You have to do it the right way, though, which involves a bit of giving in. It’s hot and it’s cold and it’s not for beginners. 

In a burst of end-of-the-decade sentimentality, I totted up the number of days I’ve spent at festivals since 2010. It came out to 115. That’s almost four months, roughly half of which I spent sleeping in a tent. 

What little camping gear I own lives in a storage unit on the ugliest block of Potrero Hill, because I live in a small SF apartment. While walking around the reservoir, I felt a twinge of jealousy for the first time in my adult life of people who live in suburban houses where you can park an RV in a driveway and stash your Mars-colonizing ShiftPod on a shelf in the basement. The trick to Campout is making friends with full-on glampers, keeping their coolers replenished with the extra 30-packs of Tecate you filled your shopping cart with in Modesto. Although my sense of self-satisfaction for remembering toilet paper is near-total, there’s probably always going to be an echelon of festival pros with massive packing checklists far above me and my rat’s nest of a pup tent. I’ve never left a festival so determined to do it better next time.

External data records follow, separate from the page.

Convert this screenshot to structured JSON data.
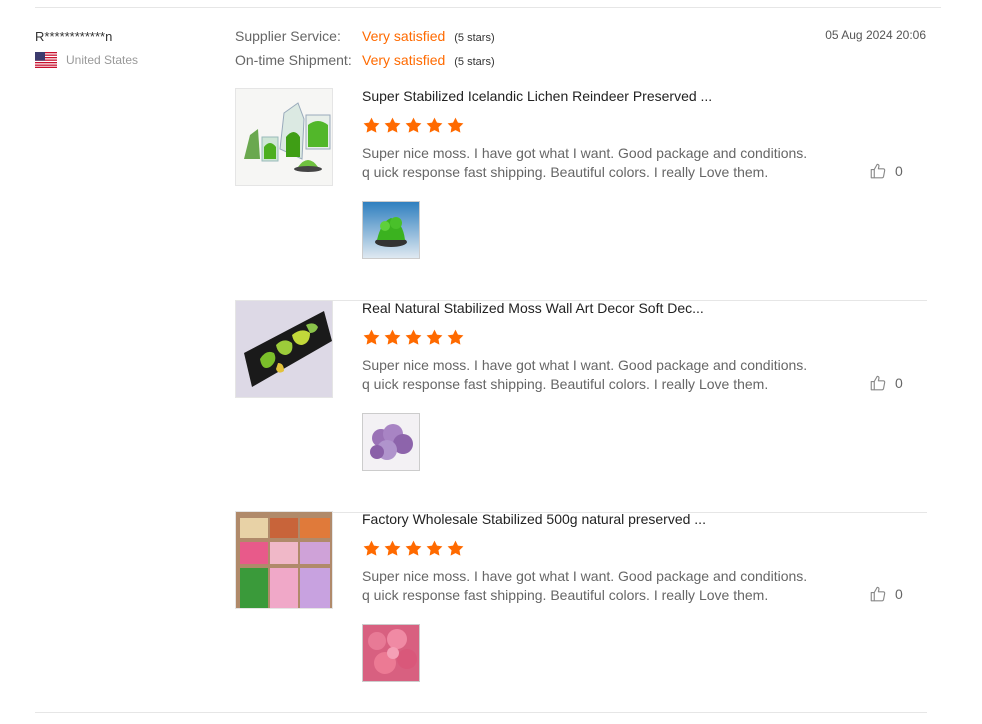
{
  "reviewer": {
    "name": "R************n",
    "country": "United States",
    "flag": "us-flag-icon"
  },
  "ratings": [
    {
      "label": "Supplier Service:",
      "value": "Very satisfied",
      "stars_note": "(5 stars)"
    },
    {
      "label": "On-time Shipment:",
      "value": "Very satisfied",
      "stars_note": "(5 stars)"
    }
  ],
  "date": "05 Aug 2024 20:06",
  "accent_color": "#ff6a00",
  "reviews": [
    {
      "title": "Super Stabilized Icelandic Lichen Reindeer Preserved ...",
      "rating": 5,
      "text": "Super nice moss. I have got what I want. Good package and conditions. q uick response fast shipping. Beautiful colors. I really Love them.",
      "likes": "0"
    },
    {
      "title": "Real Natural Stabilized Moss Wall Art Decor Soft Dec...",
      "rating": 5,
      "text": "Super nice moss. I have got what I want. Good package and conditions. q uick response fast shipping. Beautiful colors. I really Love them.",
      "likes": "0"
    },
    {
      "title": "Factory Wholesale Stabilized 500g natural preserved ...",
      "rating": 5,
      "text": "Super nice moss. I have got what I want. Good package and conditions. q uick response fast shipping. Beautiful colors. I really Love them.",
      "likes": "0"
    }
  ]
}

Dirtybird Honcho Claude VonStroke feted as a ‘White Claude.’ Photo by Jackson Gordon

There’s also the fact that this is basically summer camp. Divided into four randomly assigned teams — red, orange, green, and purple — everyone’s competing to win at volleyball, cornhole, or kickball. Nothing matters and no one cares, but you’re instant buddies with everyone who has the same colored bandana as you, and during the Opening Ceremony, the captains of each team made their case through dance. Joyful nihilism, or maybe the reluctance to ruin the good vibes with excessive competition, wins out. (“It doesn’t matter!” was Purple’s rallying cry.) If people were sensitive about Dirtybird’s reputation for sometimes putting partying above the music, it came out mostly in bashing Fisher, a just-press-play DJ who also has a really good song in “Losing It.” He wasn’t there this year.

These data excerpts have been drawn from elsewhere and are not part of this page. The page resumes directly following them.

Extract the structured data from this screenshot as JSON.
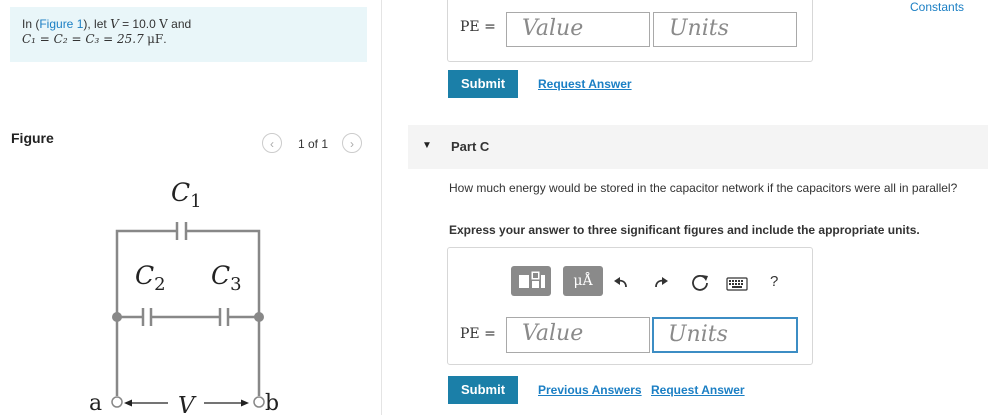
{
  "problem": {
    "prefix": "In (",
    "figure_link": "Figure 1",
    "mid": "), let",
    "var_v": "V",
    "eq": "= 10.0",
    "unit_v": "V",
    "and": "and",
    "line2": "C₁ = C₂ = C₃ = 25.7",
    "unit_c": "μF",
    "period": "."
  },
  "figure": {
    "label": "Figure",
    "prev_icon": "‹",
    "next_icon": "›",
    "page_count": "1 of 1",
    "circuit_labels": {
      "c1": "C",
      "c1_sub": "1",
      "c2": "C",
      "c2_sub": "2",
      "c3": "C",
      "c3_sub": "3",
      "a": "a",
      "b": "b",
      "v": "V"
    }
  },
  "header": {
    "constants": "Constants"
  },
  "part_b": {
    "pe_label": "PE =",
    "value_placeholder": "Value",
    "units_placeholder": "Units",
    "submit": "Submit",
    "request_answer": "Request Answer"
  },
  "part_c": {
    "caret": "▼",
    "title": "Part C",
    "question": "How much energy would be stored in the capacitor network if the capacitors were all in parallel?",
    "instructions": "Express your answer to three significant figures and include the appropriate units.",
    "toolbar": {
      "units_btn_label": "μÅ",
      "help_icon": "?"
    },
    "pe_label": "PE =",
    "value_placeholder": "Value",
    "units_placeholder": "Units",
    "submit": "Submit",
    "previous_answers": "Previous Answers",
    "request_answer": "Request Answer"
  }
}
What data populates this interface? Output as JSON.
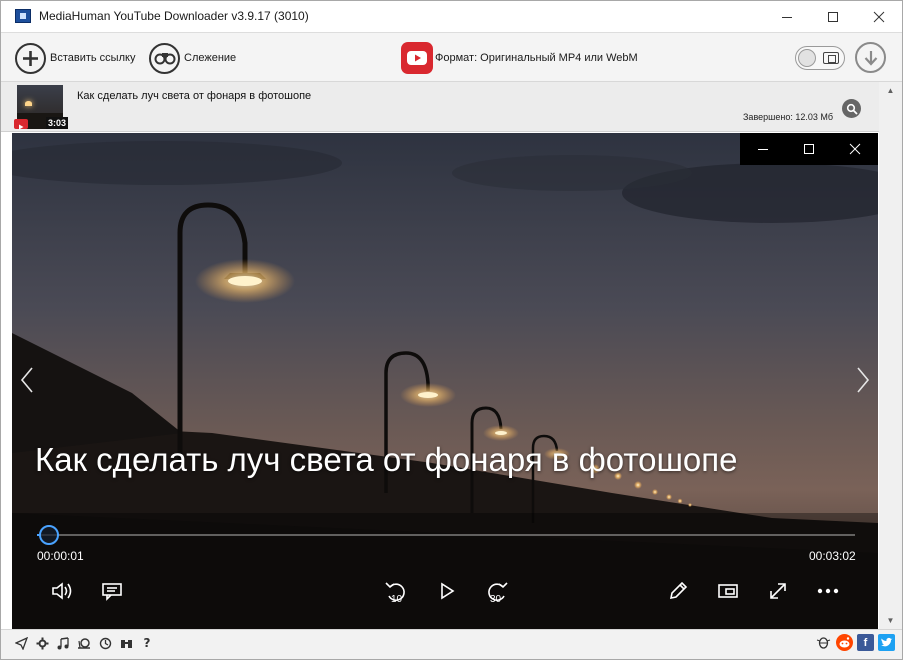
{
  "app": {
    "title": "MediaHuman YouTube Downloader v3.9.17 (3010)"
  },
  "window_controls": {
    "minimize": "minimize",
    "maximize": "maximize",
    "close": "close"
  },
  "toolbar": {
    "paste_link_label": "Вставить ссылку",
    "tracking_label": "Слежение",
    "format_label": "Формат: Оригинальный MP4 или WebM",
    "accent_color": "#d9282f"
  },
  "list": {
    "items": [
      {
        "title": "Как сделать луч света от фонаря в фотошопе",
        "duration": "3:03",
        "status": "Завершено: 12.03 Мб",
        "source": "youtube"
      }
    ]
  },
  "player": {
    "title": "Как сделать луч света от фонаря в фотошопе",
    "current_time": "00:00:01",
    "total_time": "00:03:02",
    "progress": 0.005,
    "skip_back_seconds": "10",
    "skip_forward_seconds": "30",
    "seek_color": "#4aa3ff"
  },
  "statusbar": {
    "icons": [
      "send-icon",
      "gear-icon",
      "music-icon",
      "snail-icon",
      "clock-icon",
      "binoculars-icon",
      "help-icon"
    ],
    "help_glyph": "?",
    "social": [
      "bug-icon",
      "reddit-icon",
      "facebook-icon",
      "twitter-icon"
    ],
    "facebook_glyph": "f"
  }
}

Tree Monster at Dirtybird Campout. Photo by Jaime Anne

Part of this always feels like tempting fate, but it never ceases to amaze me when you have large groups of people — mostly young, largely male, mostly intoxicated — come together for four days and nothing completely terrible happens. (That’s not always the case, of course.) Sexual assaults are almost certainly underreported, but even for people like me with virtually zero crowd anxiety, the specter of a few thousand drunk-and-high people funneling through a choke point at 2:15 a.m. without a lot of yelling or shoving is incredibly impressive. 

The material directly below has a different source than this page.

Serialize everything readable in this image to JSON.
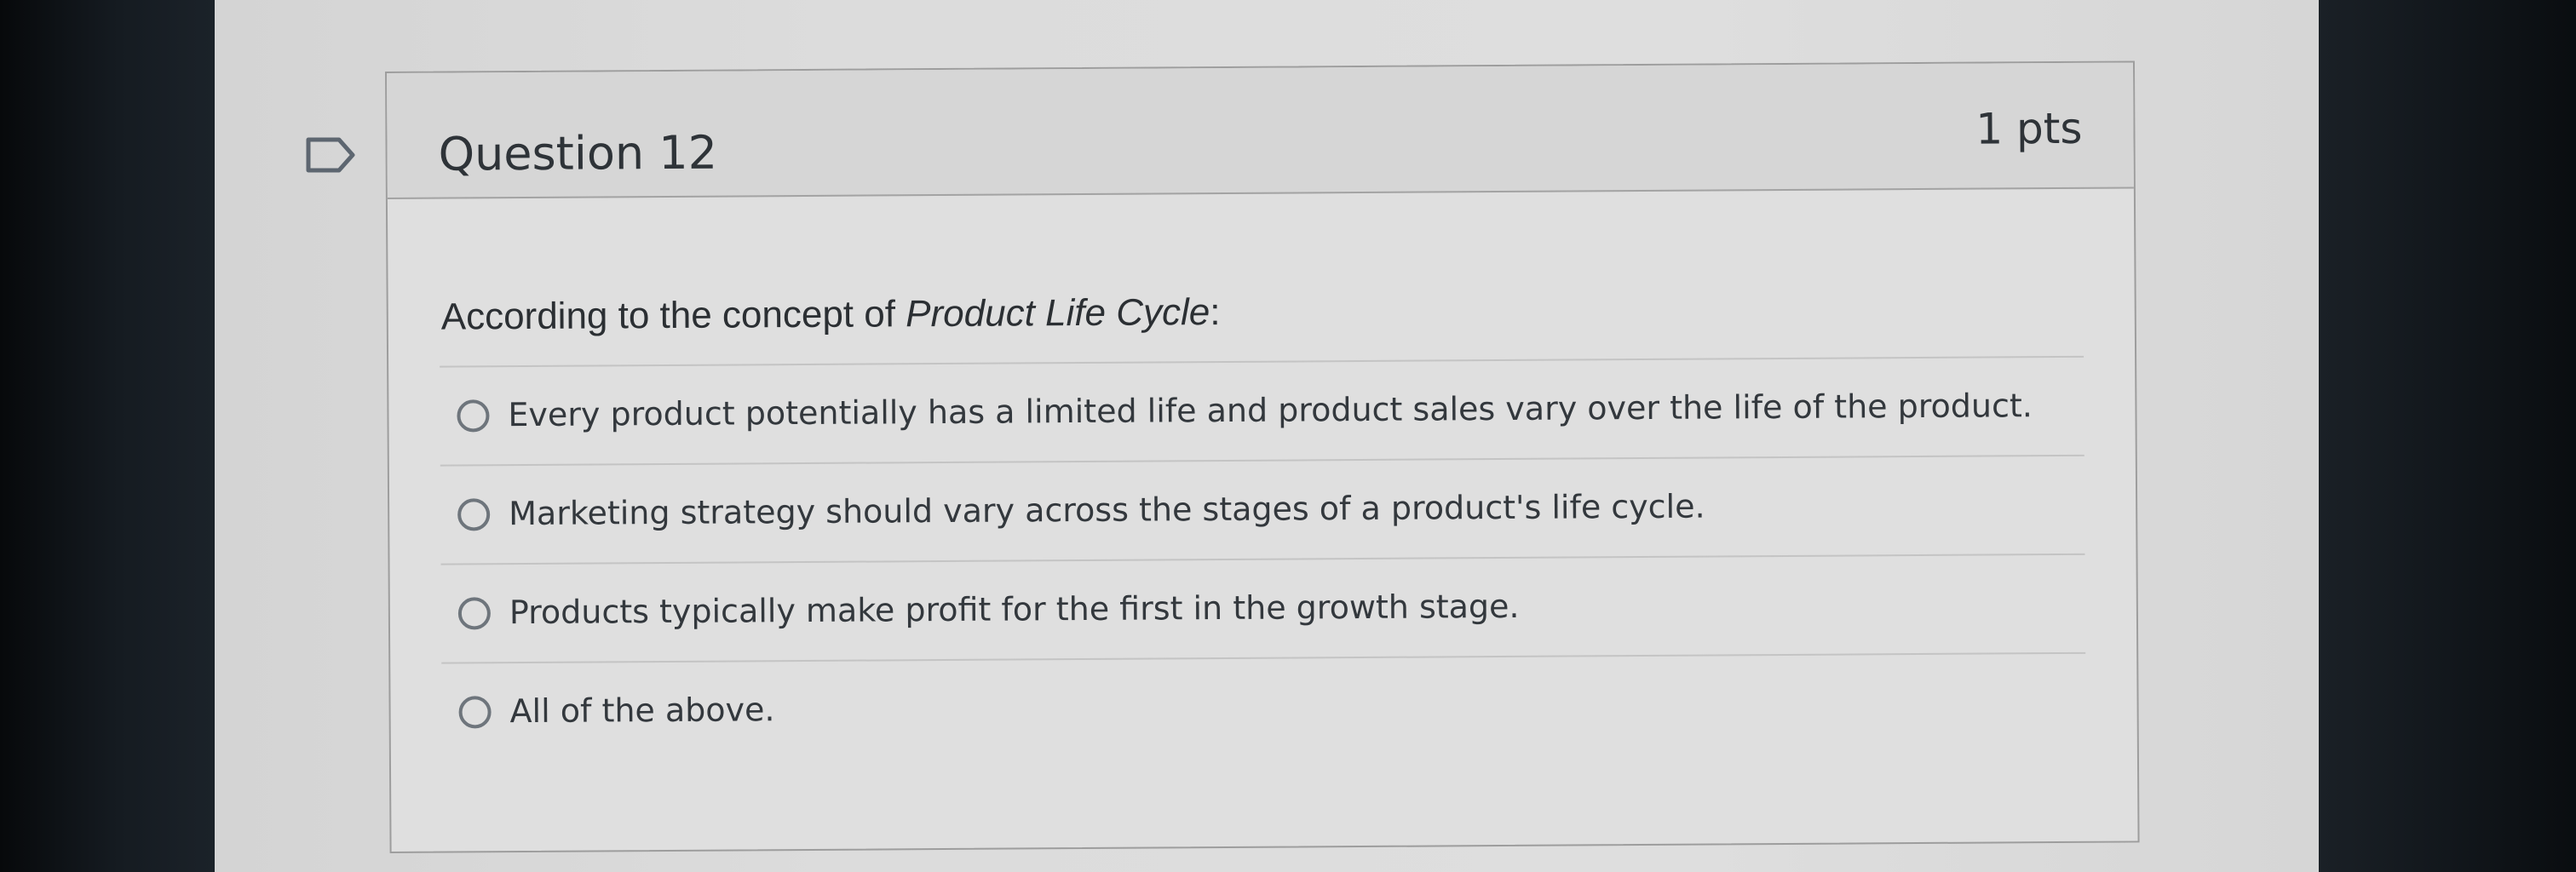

Dirtybird Campout is incredibly impressive. There was Eprom B2B Barclay Crenshaw (Vonstroke’s government name) on Friday night at the Bass Lodge, there was Shiba San, there was Sacha Robotti, there was the afternoon dance-off between the Counselors and the Lifeguards set to a Billie Eilish remix, Ardalan’s Mardi Gras parade, and Sammy Legs’ silent disco set late on Sunday night when nobody wants to think about Monday. There was Claude’s nephew who had just turned 21 and was attending his first Campout, and there was the somehow-perfect choice of Sade for the transition between Justin Martin and Claude during the family set. It led into — what else but? — “Jolean.”

So: How do you like your eggs? With a lightning bolt through it.